وَاَقْسَمُوا بِاللّٰهِ جَهْدَ اَيْمَانِهِمْۙ لَا يَبْعَثُ اللّٰهُ مَنْ يَمُوتُ بَلٰى وَعْداً عَلَيْهِ حَقاًّ وَلٰكِنَّ اَكْثَرَ النَّاسِ لَا يَعْلَمُونَ

“Onlar, “Allah, ölen bir kimseyi diriltmez” diye var güçleriyle Allah’a yemin ettiler. Hayır, diriltecek! Bu, yerine getirilmesini Allah’ın üzerine aldığı bir vaaddir. Fakat insanların çoğu bilmezler.” (Nahl/38)

Kim demiş ölüm bir sondur diye. Asıl hayatın başlangıcı ölümden sonrası değil midir? Ölüm bir diriliştir. Ölüm taze bir dirilişin miladıdır. Bu yüzden ölümle hayat arasında çok ince bir çizgi vardır. Yoksa ikisi birbirini tamamlayan iki unsurdur.  

            İbrahim Tenekeci; “bizimse ölüm; arka sokağıdır hayatımızın, bir depremdir, diriliş şiddetinde” derken, ölümle evet bir başka boyuta geçiyoruz ama nasıl yaşadıysak öyle ölüyoruz, nasıl öldüysek de öyle diriliyoruz demeye getirir sözü. Yani ölüm hayatımızın bir parçası, ondan ayrılamayız asla diyerek, ölüm ve hayata, bütüncül bakış açısıyla bakar.
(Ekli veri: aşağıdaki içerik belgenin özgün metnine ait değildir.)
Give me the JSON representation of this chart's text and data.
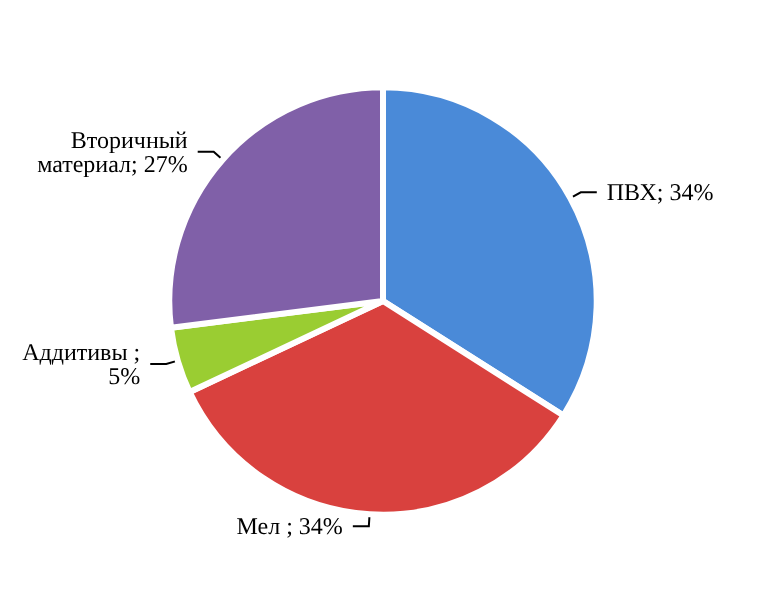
{
  "chart_data": {
    "type": "pie",
    "categories": [
      "ПВХ",
      "Мел",
      "Аддитивы",
      "Вторичный материал"
    ],
    "values": [
      34,
      34,
      5,
      27
    ],
    "colors": [
      "#4a8ad8",
      "#d9413e",
      "#9acd32",
      "#8060a8"
    ],
    "value_labels": [
      "; 34%",
      " ; 34%",
      " ; 5%",
      "; 27%"
    ],
    "legend": false
  }
}
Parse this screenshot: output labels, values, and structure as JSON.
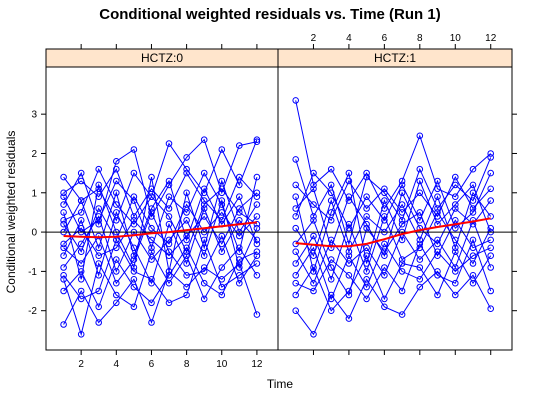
{
  "chart_data": {
    "type": "line",
    "title": "Conditional weighted residuals vs. Time (Run 1)",
    "xlabel": "Time",
    "ylabel": "Conditional weighted residuals",
    "xlim": [
      0,
      13.2
    ],
    "ylim": [
      -3,
      4.2
    ],
    "x_ticks": [
      2,
      4,
      6,
      8,
      10,
      12
    ],
    "y_ticks": [
      -2,
      -1,
      0,
      1,
      2,
      3
    ],
    "reference_line_y": 0,
    "colors": {
      "points": "#0000ff",
      "smooth": "#ff0000",
      "strip": "#ffe5cc",
      "refline": "#000000"
    },
    "panels": [
      {
        "strip": "HCTZ:0",
        "smooth": {
          "x": [
            1,
            2,
            3,
            4,
            5,
            6,
            7,
            8,
            9,
            10,
            11,
            12
          ],
          "y": [
            -0.1,
            -0.12,
            -0.13,
            -0.12,
            -0.08,
            -0.03,
            0.0,
            0.05,
            0.1,
            0.15,
            0.2,
            0.25
          ]
        },
        "subjects": [
          {
            "x": [
              1,
              2,
              3,
              4,
              5,
              6,
              7,
              8,
              9,
              10,
              11,
              12
            ],
            "y": [
              1.4,
              0.8,
              1.1,
              0.3,
              1.5,
              0.9,
              2.25,
              1.6,
              1.0,
              2.1,
              1.2,
              2.35
            ]
          },
          {
            "x": [
              1,
              2,
              3,
              4,
              5,
              6,
              7,
              8,
              9,
              10,
              11,
              12
            ],
            "y": [
              -2.35,
              -1.5,
              -2.3,
              -1.8,
              -1.2,
              -2.3,
              -1.0,
              -1.4,
              -0.9,
              -1.2,
              -0.8,
              -2.1
            ]
          },
          {
            "x": [
              1,
              2,
              3,
              4,
              5,
              6,
              7,
              8,
              9,
              10,
              11,
              12
            ],
            "y": [
              0.7,
              1.5,
              0.2,
              1.8,
              2.1,
              0.4,
              1.2,
              1.9,
              2.35,
              1.0,
              2.2,
              2.3
            ]
          },
          {
            "x": [
              1,
              2,
              3,
              4,
              5,
              6,
              7,
              8,
              9,
              10,
              11,
              12
            ],
            "y": [
              -1.2,
              -2.6,
              -0.8,
              -1.6,
              -1.9,
              -0.5,
              -1.3,
              -0.6,
              -1.7,
              -0.9,
              -0.4,
              -1.1
            ]
          },
          {
            "x": [
              1,
              2,
              3,
              4,
              5,
              6,
              7,
              8,
              9,
              10,
              11,
              12
            ],
            "y": [
              0.2,
              -0.5,
              0.6,
              -0.2,
              0.9,
              0.1,
              -0.3,
              0.7,
              0.0,
              0.5,
              -0.1,
              0.4
            ]
          },
          {
            "x": [
              1,
              2,
              3,
              4,
              5,
              6,
              7,
              8,
              9,
              10,
              11,
              12
            ],
            "y": [
              -0.6,
              0.3,
              -1.1,
              0.5,
              -0.4,
              -1.3,
              0.2,
              -0.8,
              0.6,
              -0.5,
              0.3,
              -0.2
            ]
          },
          {
            "x": [
              1,
              2,
              3,
              4,
              5,
              6,
              7,
              8,
              9,
              10,
              11,
              12
            ],
            "y": [
              1.0,
              1.3,
              0.9,
              1.6,
              0.4,
              1.1,
              0.6,
              1.5,
              0.8,
              0.3,
              1.4,
              0.9
            ]
          },
          {
            "x": [
              1,
              2,
              3,
              4,
              5,
              6,
              7,
              8,
              9,
              10,
              11,
              12
            ],
            "y": [
              -1.5,
              -1.0,
              -1.9,
              -0.7,
              -1.4,
              -1.8,
              -1.1,
              -0.4,
              -1.3,
              -1.6,
              -0.7,
              -0.5
            ]
          },
          {
            "x": [
              1,
              2,
              3,
              4,
              5,
              6,
              7,
              8,
              9,
              10,
              11,
              12
            ],
            "y": [
              0.0,
              0.8,
              -0.4,
              1.0,
              -0.6,
              0.6,
              1.3,
              -0.2,
              1.1,
              0.2,
              0.9,
              -0.3
            ]
          },
          {
            "x": [
              1,
              2,
              3,
              4,
              5,
              6,
              7,
              8,
              9,
              10,
              11,
              12
            ],
            "y": [
              -0.9,
              -0.3,
              0.4,
              -1.0,
              0.0,
              -0.7,
              -0.2,
              0.3,
              -0.6,
              0.8,
              -0.9,
              0.1
            ]
          },
          {
            "x": [
              1,
              2,
              3,
              4,
              5,
              6,
              7,
              8,
              9,
              10,
              11,
              12
            ],
            "y": [
              0.5,
              -1.2,
              1.2,
              0.0,
              -0.9,
              1.4,
              -1.0,
              1.0,
              -0.4,
              1.3,
              0.0,
              0.7
            ]
          },
          {
            "x": [
              1,
              2,
              3,
              4,
              5,
              6,
              7,
              8,
              9,
              10,
              11,
              12
            ],
            "y": [
              -0.3,
              0.1,
              -0.6,
              -0.4,
              0.3,
              -0.2,
              -0.6,
              -0.1,
              0.4,
              -0.3,
              0.6,
              1.0
            ]
          },
          {
            "x": [
              1,
              2,
              3,
              4,
              5,
              6,
              7,
              8,
              9,
              10,
              11,
              12
            ],
            "y": [
              0.9,
              0.0,
              0.3,
              1.3,
              0.8,
              -0.4,
              0.9,
              0.5,
              1.5,
              0.7,
              -0.5,
              1.4
            ]
          },
          {
            "x": [
              1,
              2,
              3,
              4,
              5,
              6,
              7,
              8,
              9,
              10,
              11,
              12
            ],
            "y": [
              -1.1,
              -1.7,
              -1.5,
              -0.2,
              -1.0,
              -1.2,
              -1.8,
              -1.6,
              -0.2,
              -1.4,
              -1.1,
              -0.8
            ]
          },
          {
            "x": [
              1,
              2,
              3,
              4,
              5,
              6,
              7,
              8,
              9,
              10,
              11,
              12
            ],
            "y": [
              0.3,
              0.5,
              1.6,
              0.7,
              0.2,
              0.9,
              0.4,
              -0.5,
              0.7,
              1.1,
              0.5,
              0.2
            ]
          },
          {
            "x": [
              1,
              2,
              3,
              4,
              5,
              6,
              7,
              8,
              9,
              10,
              11,
              12
            ],
            "y": [
              -0.4,
              -0.8,
              -0.1,
              -1.3,
              -0.7,
              0.5,
              -0.5,
              -1.1,
              -1.0,
              -0.1,
              -1.3,
              -0.6
            ]
          }
        ]
      },
      {
        "strip": "HCTZ:1",
        "smooth": {
          "x": [
            1,
            2,
            3,
            4,
            5,
            6,
            7,
            8,
            9,
            10,
            11,
            12
          ],
          "y": [
            -0.28,
            -0.32,
            -0.36,
            -0.36,
            -0.3,
            -0.18,
            -0.05,
            0.05,
            0.13,
            0.2,
            0.27,
            0.35
          ]
        },
        "subjects": [
          {
            "x": [
              1,
              2,
              3,
              4,
              5,
              6,
              7,
              8,
              9,
              10,
              11,
              12
            ],
            "y": [
              3.35,
              1.2,
              1.6,
              0.8,
              1.5,
              0.6,
              1.3,
              2.45,
              1.1,
              0.9,
              1.6,
              2.0
            ]
          },
          {
            "x": [
              1,
              2,
              3,
              4,
              5,
              6,
              7,
              8,
              9,
              10,
              11,
              12
            ],
            "y": [
              -2.0,
              -2.6,
              -1.6,
              -2.2,
              -1.2,
              -1.9,
              -2.1,
              -1.4,
              -1.0,
              -1.6,
              -1.1,
              -1.95
            ]
          },
          {
            "x": [
              1,
              2,
              3,
              4,
              5,
              6,
              7,
              8,
              9,
              10,
              11,
              12
            ],
            "y": [
              1.85,
              0.4,
              1.2,
              -0.3,
              1.4,
              1.0,
              0.3,
              1.6,
              0.6,
              1.2,
              0.8,
              1.9
            ]
          },
          {
            "x": [
              1,
              2,
              3,
              4,
              5,
              6,
              7,
              8,
              9,
              10,
              11,
              12
            ],
            "y": [
              -1.6,
              -0.9,
              -2.0,
              -1.5,
              -0.6,
              -1.7,
              -0.8,
              -0.9,
              -1.6,
              -0.5,
              -1.3,
              -0.6
            ]
          },
          {
            "x": [
              1,
              2,
              3,
              4,
              5,
              6,
              7,
              8,
              9,
              10,
              11,
              12
            ],
            "y": [
              0.6,
              1.1,
              -0.4,
              0.9,
              0.2,
              -0.6,
              1.0,
              0.1,
              -0.3,
              0.6,
              0.2,
              0.8
            ]
          },
          {
            "x": [
              1,
              2,
              3,
              4,
              5,
              6,
              7,
              8,
              9,
              10,
              11,
              12
            ],
            "y": [
              -0.8,
              -0.1,
              -1.2,
              0.2,
              -1.0,
              0.4,
              -0.7,
              -0.4,
              0.5,
              -0.2,
              -0.8,
              0.1
            ]
          },
          {
            "x": [
              1,
              2,
              3,
              4,
              5,
              6,
              7,
              8,
              9,
              10,
              11,
              12
            ],
            "y": [
              1.2,
              0.7,
              0.3,
              1.3,
              0.6,
              1.1,
              0.5,
              1.0,
              0.4,
              1.4,
              0.6,
              1.1
            ]
          },
          {
            "x": [
              1,
              2,
              3,
              4,
              5,
              6,
              7,
              8,
              9,
              10,
              11,
              12
            ],
            "y": [
              -1.3,
              -1.5,
              -0.7,
              -1.1,
              -1.7,
              -0.9,
              -1.5,
              -0.3,
              -1.1,
              -1.3,
              -0.2,
              -1.5
            ]
          },
          {
            "x": [
              1,
              2,
              3,
              4,
              5,
              6,
              7,
              8,
              9,
              10,
              11,
              12
            ],
            "y": [
              0.1,
              -0.6,
              0.8,
              -0.5,
              0.4,
              0.0,
              0.7,
              -0.2,
              0.9,
              -0.4,
              1.0,
              0.4
            ]
          },
          {
            "x": [
              1,
              2,
              3,
              4,
              5,
              6,
              7,
              8,
              9,
              10,
              11,
              12
            ],
            "y": [
              -0.3,
              0.3,
              -0.9,
              -1.6,
              0.1,
              -0.5,
              0.2,
              0.5,
              -0.6,
              0.3,
              -0.4,
              -0.2
            ]
          },
          {
            "x": [
              1,
              2,
              3,
              4,
              5,
              6,
              7,
              8,
              9,
              10,
              11,
              12
            ],
            "y": [
              0.9,
              -1.0,
              0.5,
              1.5,
              -0.8,
              0.8,
              -0.2,
              1.3,
              0.2,
              0.7,
              1.2,
              0.0
            ]
          },
          {
            "x": [
              1,
              2,
              3,
              4,
              5,
              6,
              7,
              8,
              9,
              10,
              11,
              12
            ],
            "y": [
              -0.5,
              -1.3,
              -0.2,
              -0.8,
              -0.4,
              -1.1,
              0.0,
              -0.7,
              -0.2,
              -0.9,
              0.3,
              -0.9
            ]
          },
          {
            "x": [
              1,
              2,
              3,
              4,
              5,
              6,
              7,
              8,
              9,
              10,
              11,
              12
            ],
            "y": [
              0.4,
              1.5,
              1.0,
              0.1,
              0.9,
              0.3,
              1.2,
              0.3,
              1.3,
              0.1,
              0.5,
              1.5
            ]
          },
          {
            "x": [
              1,
              2,
              3,
              4,
              5,
              6,
              7,
              8,
              9,
              10,
              11,
              12
            ],
            "y": [
              -1.1,
              -0.4,
              -1.7,
              -0.6,
              -1.4,
              -0.3,
              -1.0,
              -1.2,
              -0.5,
              -1.0,
              -0.6,
              -0.4
            ]
          }
        ]
      }
    ]
  }
}
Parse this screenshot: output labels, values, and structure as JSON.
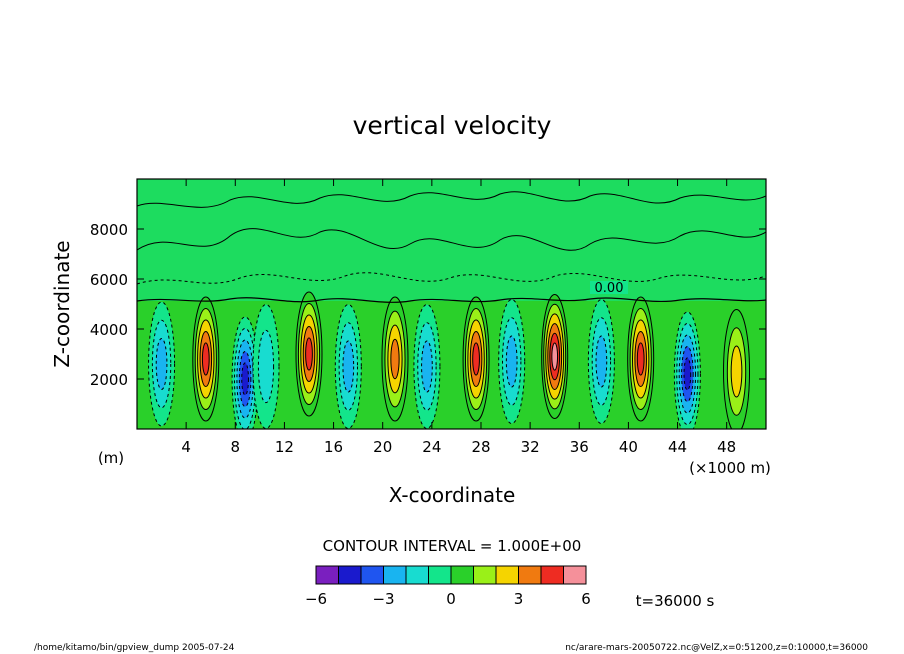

              Et ve tırnak gibidir ölüm ve hayat birlikteliği. Hiçbir şey ölüm kadar gerçek olamaz belki de hayatımızda. Ama bu yok olmaya yol açmaz. Bir depremdir ölüm evet, ama bu diriliş şiddetinde yepyeni boyutta olan, taptaze bir hayatın, dönüm noktasıdır. Hesapların, defterlerin açılacağı güne ramak kalan zamanların, muştusudur ölüm. Hasılı mü’min bir hayatın, arka bahçesidir ölüm. 

              İbrahim Tenekeci; “bilemem, kim sadıktır ölüm kadar?” derken, çok güzel bir tanımlama yapar sadık(doğru) kavramıyla.  Yani yadsınamaz bir gerçek oluşuna, müthiş bir vurgu yapar.

              Hz. Mevlana; “diyorlar ki korkar mısın ölmekten? İnsan hiç korkar mı yalan bir ömrün ardından tadacağı tek gerçekten” derken, hayat ve ölüm arasındaki ince ayrıntıyı da fısıldar bize. 

               İsmet Özel de; 1974 yılında yazdığı “Amentü” adlı şiirinde; “ölümler ölümlere ulanmakta ustadır. Hayatsa bir başka hayata karşı” der. Tüm bunlara rağmen insan içinden canlı çıkamayacağı bu dünyada habire günahlar biriktirir durur. İnsan öylesine sekülerleşir ki, (dünyevileşir ki) mezar kazan bile, bir gün kendisinin de, mezara gireceğini unutur.

              Ölüm o kadar sadıktır ki, tam zamanında gelir ne eksiktir ne fazladır. Levh-i mahfuz’da ne yazılmışsa ölüm vaktimiz işte o anda gelir. En son ölüm geldiği halde yine de “erken geldi” deriz onun için. İşte “daha yaşı gençti” deriz. “Ölüm sana yakışmadı” “yapacağın daha çok işler vardı” “bizi bırakıp nereye gidiyorsun?” gibi, saçma sapan daha bir sürü buna benzer cümleler kurarız da, kurarız. 

             Ölüm hakikatte ebediliktir. İnsanın ebediyyen varolma    hayalinin gerçekleşmesidir. Sonsuzluktur, ölüm ölümsüzlüktür.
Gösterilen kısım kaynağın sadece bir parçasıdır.